Demos un paseo por la Filmoteca de Andalucía. En agosto, sus puertas han estado cerradas para el público, pero su actividad ha seguido dentro. Aunque la sala de exhibición careciese de público, la cabina del operador ha continuado con su dale-que-te-pego, vomitando imágenes; ya sea con su flamante proyector digital o con los dos voluminosos aparatos para película de celuloide. Una labor que tiene funciones de chequeo, análisis, prueba y catalogación. Y es que una de las funciones básicas de esta institución es la preservación, restauración y recuperación de la historia fílmica de Andalucía.

Hace calor en el pequeño cubículo de donde salen los sueños en forma de cañón de luz. Una estrechísima escalera comunica este espacio con la sala de proyección. Junto a la cabina del operador, otra habitación oscura sirve de laboratorio de pruebas para evaluar de manera rápida el estado de muchas de las películas que llegan. Dos mesas de montaje analógicas (aquellas en las que el técnico, cortaba, pegaba y ensamblaba tiras enteras de películas para hacer magia con los fotogramas) sirven para echar un vistazo al material. Hoy, en la pantallita del voluminoso aparato, asoman los tonos sepias de una película castigada por el tiempo. Un Seat 600 rosado (debió de ser blanco) se para ante una casa andaluza cuyos muros encalados se han tornado naranjas.

“Recibimos mucho material en estados muy diferentes”, cuenta Pablo García Casado, director de la Filmoteca. “A veces, las películas están tan castigadas que es necesario mandarlas a un laboratorio fotofílmico para que las limpien y restauren en profundidad. Ahora estamos trabajando con muchas películas de las grandes bodegas de Jerez. Durante años hicieron anuncios comerciales rodados en cine y guardaban latas y latas. Muchos no saben qué hacer con eso y nos lo mandan”, prosigue García Casado.

“Tenemos desde películas de Super 8 de particulares a celuloide de 35 milímetros de anuncios”, cuenta el director.

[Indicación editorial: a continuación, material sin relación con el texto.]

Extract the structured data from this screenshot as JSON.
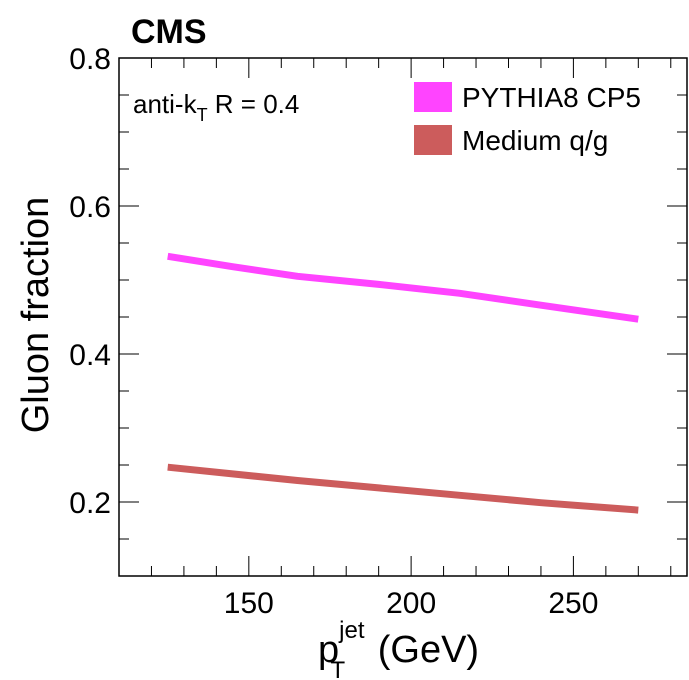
{
  "chart_data": {
    "type": "line",
    "experiment_label": "CMS",
    "annotation": {
      "main": "anti-k",
      "sub": "T",
      "rest": " R = 0.4"
    },
    "xlabel": {
      "main": "p",
      "sub": "T",
      "sup": "jet",
      "rest": " (GeV)"
    },
    "ylabel": "Gluon fraction",
    "xlim": [
      110,
      285
    ],
    "ylim": [
      0.1,
      0.8
    ],
    "xticks": [
      150,
      200,
      250
    ],
    "xtick_labels": [
      "150",
      "200",
      "250"
    ],
    "yticks": [
      0.2,
      0.4,
      0.6,
      0.8
    ],
    "ytick_labels": [
      "0.2",
      "0.4",
      "0.6",
      "0.8"
    ],
    "legend_position": "top-right",
    "series": [
      {
        "name": "PYTHIA8 CP5",
        "color": "#ff44ff",
        "x": [
          125,
          145,
          165,
          190,
          215,
          240,
          270
        ],
        "y": [
          0.532,
          0.518,
          0.505,
          0.494,
          0.482,
          0.466,
          0.447
        ]
      },
      {
        "name": "Medium q/g",
        "color": "#cc5c5c",
        "x": [
          125,
          145,
          165,
          190,
          215,
          240,
          270
        ],
        "y": [
          0.247,
          0.238,
          0.229,
          0.219,
          0.209,
          0.199,
          0.189
        ]
      }
    ]
  }
}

En sus más de 25 años de historia se han restaurado alrededor de 200 películas.

La película más antigua que guardan sus cámaras frigoríficas del sótano es Un día por Málaga, que rodó el catalán José Gaspar en 1914, entre otros lugares, por el parque Alfonso XIII y que fue restaurada hace dos años.

Este tesoro es una excepción. Más de 90% del material rodado en los primeros años del cine en España y en Andalucía ha desaparecido. “Con la llegada del sonoro, todo aquel material perdió su el sentido en la época. Además, hasta hace relativamente poco no existía una conciencia de preservación. El cine era una industria y cuando una película había terminado su ciclo comercial, perdía el valor. O se guardaba de cualquier forma o se tiraba o, como ocurrió con la Segunda Guerra Mundial, las películas se reciclaban porque de sus componentes químicos se podían extraer explosivos”, recuerda el director de la Filmoteca.

Por eso, cada nueva adquisición es un verdadero tesoro. Cada vez que llega una caja metálica con película (algunas son latas de galletas danesas, donde han dormido las imágenes durante décadas) es como si la Filmoteca y la memoria colectiva de un hipotética mente social recuperasen una vieja conexión neuronal olvidada. Como cuando aparecieron la decena de películas rodadas entre 1931 y 1932 por el profesor de Anatomía Martín Ribes, de la Escuela de Veterinaria de Córdoba. El docente recogió los trabajos de sus compañeros y los estudiantes en clases prácticas y viajes de estudios. Los rollos fueron redescubiertos y restauradas recientemente por la Filmoteca de Andalucía.

La recuperación de imágenes rodadas por Martín Ribes y ahora eternizadas por la Filmoteca, junto a las del paseo regio por Málaga o el simple anuncio del brandy Soberano, ayudan a comprendernos a nosotros mismos un poco mejor.